De sa voix légère, qui exige de ses interlocuteurs de tendre l’oreille, à ses longs raisonnements géopolitiques ou économiques, Bernard Cazeneuve fait le pari de la contre-programmation, à rebours de la polarisation ambiante et de la frénésie médiatique. Une stratégie qu’il compte appliquer sur la forme comme sur le fond.

Quand le PS veut renouer avec « une forme de radicalité », à travers la taxe Zucman ou le Smic à 1 690 euros, Bernard Cazeneuve assume de ne pas promettre la lune. « C’est quelqu’un qui n’a pas prévu de se laisser dicter ce qu’il faut dire ou ce qu’il faudrait dire, prévient Guillaume Lacroix. Il ne va pas nier les réalités, faire comme si la situation budgétaire du pays n’existait pas. Le projet du PS s’affranchit des réalités. Bernard Cazeneuve est le seul à gauche qui va dire qu’on peut redistribuer de la richesse à condition d’en créer. Il ne fera pas un projet politique de populiste ! » Sur le plan régalien, Olivier Falorni louait fin mars un « gaulliste de gauche qui incarne l’ordre, aux antipodes de la gauche LFiste. »

Primaire sauvage

Allergique (comme d’autres) à la primaire souhaitée par Marine Tondelier, François Ruffin ou Olivier Faure, Bernard Cazeneuve assume de s’adresser au-delà des parois du bocal militant de gauche. Là aussi, à rebours des temps qui privilégient les socles politiques très identitaires. « Ces dernières années, des européennes aux municipales, tout a montré que l’espace de la social-démocratie qui parle au centre est pertinent », revendique Ariel Weil. En privé, Olivier Falorni, qui siégeait au groupe MoDem à l’Assemblée avant d’être élu maire de La Rochelle, se disait même fin mars « persuadé » que François Bayrou pourrait soutenir Bernard Cazeneuve.

Seulement, sur cet espace de la gauche réformiste, foncièrement opposée à LFI, Bernard Cazeneuve n’est pas tout à fait seul. Loin de là. François Hollande ou Raphaël Glucksmann font de moins en moins mystère de leurs ambitions. « Cazeneuve, c’est une variante du scénario Hollande, en un peu moins usé, mais en un peu plus chiant », tacle l’un de ses anciens collègues au gouvernement.

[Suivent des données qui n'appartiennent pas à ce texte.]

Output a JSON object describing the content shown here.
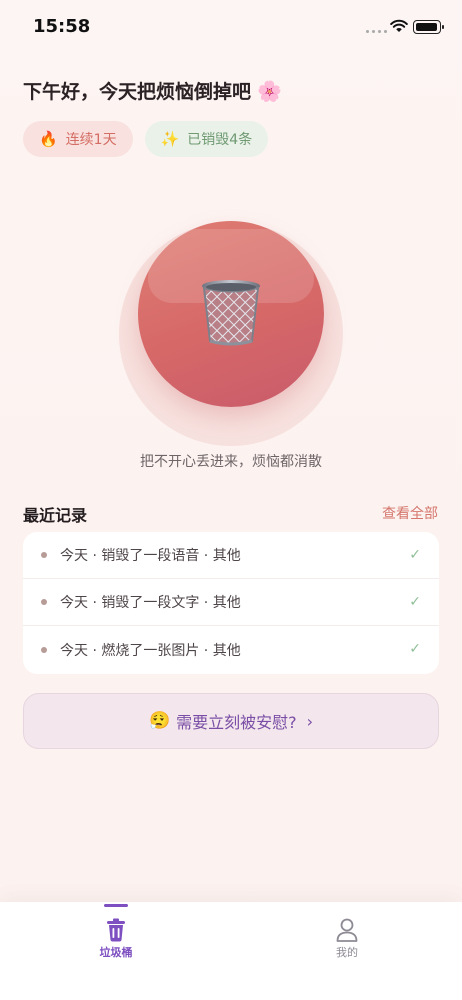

« Bernard Cazeneuve, lui, veut dépasser les clivages, parler aux Français dans leur ensemble et pas seulement rassembler un bout de la gauche, réplique Guillaume Lacroix. Pendant ce temps, Glucksmann cherche avec Vallaud ou Jadot à récupérer un bout de la gauche et François Hollande se focalise sur la social-démocratie. » La primaire sauvage a commencé.